It doesn't look like we reported it here; but as many of you will be aware, a young child (4 year old girl) was hit and killed by a Milton GO train just over a week ago.
First and foremost we want to note that as a tragedy for all involved, and not engage in blaming.
That said, it is always important to consider how such tragedies might be avoided.
Invariably the question arises of how the child ended up on the tracks.
The answer to which is the adult members of an extended family decided to let the children, as a group, go out to play at a park across the street from the apartment building they were at.
The children ranged as young as the 4 year old, to as old as 16.
The given explanation is that the children became mesmerized by chasing a butterfly at some point and followed it on the tracks, where upon they found the experience of being on the rail corridor terribly interesting; a few moments later, some loud honking from the train and tragedy ensued. The older kids all fled, while the young child froze in place.
https://www.thestar.com/news/gta/20...he-was-someone-everybody-loved-tobe-with.html (paywalled)
Avoiding the blame game overall, still leaves the need to ask questions and the first obvious one is how easy was it just end up on the tracks here.
The description given this Star article (paywalled) is insufficient to pigeon hole the spot; but I'm assuming its behind the apartment building in question.
Streetview does not have a view from the parking lot of said building, but it does, from across the street:
View attachment 417750
We all know that people regular cut holes in fences to cross rail corridors; but I have to say, that opening looks semi-permanent to me; if the one on the other side is similar that would affect my opinion on the obligation of the rail company, which, in this case would be CP Rail.
Its one thing if you fence off a section of track 2-3x per year and people keep cutting into it (though we need to discuss construction/design issues to the extent that is possible); but is another if you knowingly leave a gap.
Suffice to say, as it pertains to fencing, this flimsy nonsense seems entirely inappropriate.
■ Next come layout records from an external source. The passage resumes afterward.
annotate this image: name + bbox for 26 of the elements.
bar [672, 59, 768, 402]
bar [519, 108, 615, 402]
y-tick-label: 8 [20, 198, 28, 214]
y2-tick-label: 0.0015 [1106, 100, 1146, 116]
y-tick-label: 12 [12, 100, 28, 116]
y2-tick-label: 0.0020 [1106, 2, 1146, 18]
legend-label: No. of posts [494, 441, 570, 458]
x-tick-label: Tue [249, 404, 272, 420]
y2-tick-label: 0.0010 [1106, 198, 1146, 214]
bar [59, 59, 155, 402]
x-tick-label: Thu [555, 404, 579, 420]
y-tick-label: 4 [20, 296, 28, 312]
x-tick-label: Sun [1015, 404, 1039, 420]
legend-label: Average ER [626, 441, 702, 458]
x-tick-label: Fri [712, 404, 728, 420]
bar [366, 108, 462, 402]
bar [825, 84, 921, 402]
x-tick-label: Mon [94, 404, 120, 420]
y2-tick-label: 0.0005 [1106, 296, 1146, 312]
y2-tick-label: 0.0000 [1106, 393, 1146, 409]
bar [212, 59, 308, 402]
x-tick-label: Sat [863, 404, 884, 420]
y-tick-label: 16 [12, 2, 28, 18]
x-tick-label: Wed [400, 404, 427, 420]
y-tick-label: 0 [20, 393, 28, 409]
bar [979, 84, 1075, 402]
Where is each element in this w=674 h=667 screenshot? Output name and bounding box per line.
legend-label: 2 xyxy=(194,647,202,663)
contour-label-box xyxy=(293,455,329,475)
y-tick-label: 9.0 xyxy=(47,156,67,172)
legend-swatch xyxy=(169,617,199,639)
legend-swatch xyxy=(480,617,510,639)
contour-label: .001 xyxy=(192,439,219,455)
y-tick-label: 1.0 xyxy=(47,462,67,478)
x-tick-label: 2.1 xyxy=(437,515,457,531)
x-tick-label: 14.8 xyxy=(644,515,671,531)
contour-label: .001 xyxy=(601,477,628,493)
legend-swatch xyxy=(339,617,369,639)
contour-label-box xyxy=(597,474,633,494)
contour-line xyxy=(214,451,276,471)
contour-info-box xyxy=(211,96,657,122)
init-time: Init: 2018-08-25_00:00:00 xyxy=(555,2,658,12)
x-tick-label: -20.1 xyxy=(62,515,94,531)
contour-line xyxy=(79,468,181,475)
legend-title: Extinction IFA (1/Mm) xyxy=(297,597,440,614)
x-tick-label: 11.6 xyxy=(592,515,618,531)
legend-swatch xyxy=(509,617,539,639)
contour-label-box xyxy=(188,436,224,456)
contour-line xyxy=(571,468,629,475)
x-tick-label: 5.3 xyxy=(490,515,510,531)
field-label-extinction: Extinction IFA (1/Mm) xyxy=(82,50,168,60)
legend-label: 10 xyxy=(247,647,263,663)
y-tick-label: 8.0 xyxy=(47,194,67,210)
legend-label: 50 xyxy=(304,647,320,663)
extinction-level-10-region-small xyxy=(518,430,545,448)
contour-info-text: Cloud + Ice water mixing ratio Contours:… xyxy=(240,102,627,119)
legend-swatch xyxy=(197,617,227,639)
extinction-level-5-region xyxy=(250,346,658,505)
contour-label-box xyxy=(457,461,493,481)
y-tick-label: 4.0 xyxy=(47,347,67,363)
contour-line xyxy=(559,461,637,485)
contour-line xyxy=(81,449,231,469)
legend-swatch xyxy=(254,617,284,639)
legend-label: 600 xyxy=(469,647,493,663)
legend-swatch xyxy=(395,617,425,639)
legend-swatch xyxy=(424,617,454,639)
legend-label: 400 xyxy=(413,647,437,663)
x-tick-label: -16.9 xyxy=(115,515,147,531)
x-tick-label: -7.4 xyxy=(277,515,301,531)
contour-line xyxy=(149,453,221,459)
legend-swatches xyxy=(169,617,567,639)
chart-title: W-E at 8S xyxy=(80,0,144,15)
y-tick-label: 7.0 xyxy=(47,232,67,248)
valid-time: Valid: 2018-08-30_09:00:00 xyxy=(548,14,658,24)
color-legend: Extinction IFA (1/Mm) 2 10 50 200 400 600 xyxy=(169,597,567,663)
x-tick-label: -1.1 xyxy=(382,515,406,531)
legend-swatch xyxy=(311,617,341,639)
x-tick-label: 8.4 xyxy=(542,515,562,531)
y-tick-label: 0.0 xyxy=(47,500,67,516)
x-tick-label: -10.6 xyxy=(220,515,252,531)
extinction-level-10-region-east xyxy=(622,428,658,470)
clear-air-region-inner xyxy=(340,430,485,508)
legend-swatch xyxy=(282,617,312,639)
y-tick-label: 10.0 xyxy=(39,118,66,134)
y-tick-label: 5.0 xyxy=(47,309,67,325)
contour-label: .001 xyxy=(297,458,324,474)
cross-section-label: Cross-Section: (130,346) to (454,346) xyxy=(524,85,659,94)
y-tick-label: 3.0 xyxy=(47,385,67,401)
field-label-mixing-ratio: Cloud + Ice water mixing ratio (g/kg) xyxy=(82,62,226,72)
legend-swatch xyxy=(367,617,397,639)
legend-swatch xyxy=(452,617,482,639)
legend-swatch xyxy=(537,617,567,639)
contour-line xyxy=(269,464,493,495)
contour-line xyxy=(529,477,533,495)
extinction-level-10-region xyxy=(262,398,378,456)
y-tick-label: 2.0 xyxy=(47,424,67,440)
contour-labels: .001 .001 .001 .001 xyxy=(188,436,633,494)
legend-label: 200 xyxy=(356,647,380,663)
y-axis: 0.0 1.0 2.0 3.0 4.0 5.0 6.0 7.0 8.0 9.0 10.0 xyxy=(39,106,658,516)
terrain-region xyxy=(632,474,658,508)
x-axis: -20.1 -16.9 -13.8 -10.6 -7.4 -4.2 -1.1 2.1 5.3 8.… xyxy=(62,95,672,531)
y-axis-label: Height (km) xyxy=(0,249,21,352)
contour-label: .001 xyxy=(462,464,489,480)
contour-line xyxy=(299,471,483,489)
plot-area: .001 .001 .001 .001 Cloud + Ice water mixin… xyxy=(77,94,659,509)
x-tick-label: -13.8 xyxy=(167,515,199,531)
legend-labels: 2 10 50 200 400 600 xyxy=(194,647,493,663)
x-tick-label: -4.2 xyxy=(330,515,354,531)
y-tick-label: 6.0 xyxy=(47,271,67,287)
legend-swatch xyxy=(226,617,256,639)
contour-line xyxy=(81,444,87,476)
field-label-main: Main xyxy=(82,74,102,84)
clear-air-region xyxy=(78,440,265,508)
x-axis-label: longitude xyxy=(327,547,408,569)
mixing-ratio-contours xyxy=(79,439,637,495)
I'm not one for advocating fencing off all railway corridors; its impractical, has problematic ecological consequences in wild areas, and would be hideously expensive.
That said, this is the CP mainline, with commuter GO service on it, in a highly urbanized area; where there is clear demand to cross the tracks. If one is going to prevent that, this type of fence is a waste of everyone's time and doesn't prevent much.
* In fairness to CP this is the standard across most of the GTA along their tracks, CN's and Mx's.
Non-scalable, high quality, difficult to cut for the average person fencing isn't cheap; (it ranges, but $100, and about 2x that installed, per linear meter would have you in the ballpark).
Putting it everywhere, as with sound barriers comes at a great cost; but installing it strategically, over, say a 250M area prone to intrusion is probably something that needs to happen if the area is not slated for sound barriers.
That would be ~ $100,000 for both sides of a corridor, per section.
For reference, a contemporary version of wrought-iron would be about 6x that number.
There also ways to beef-up regular old chain-link to make it more difficult to get through (cross-bracing), but they are imperfect and while cheap from a parts point of view, are moderately labour-intensive.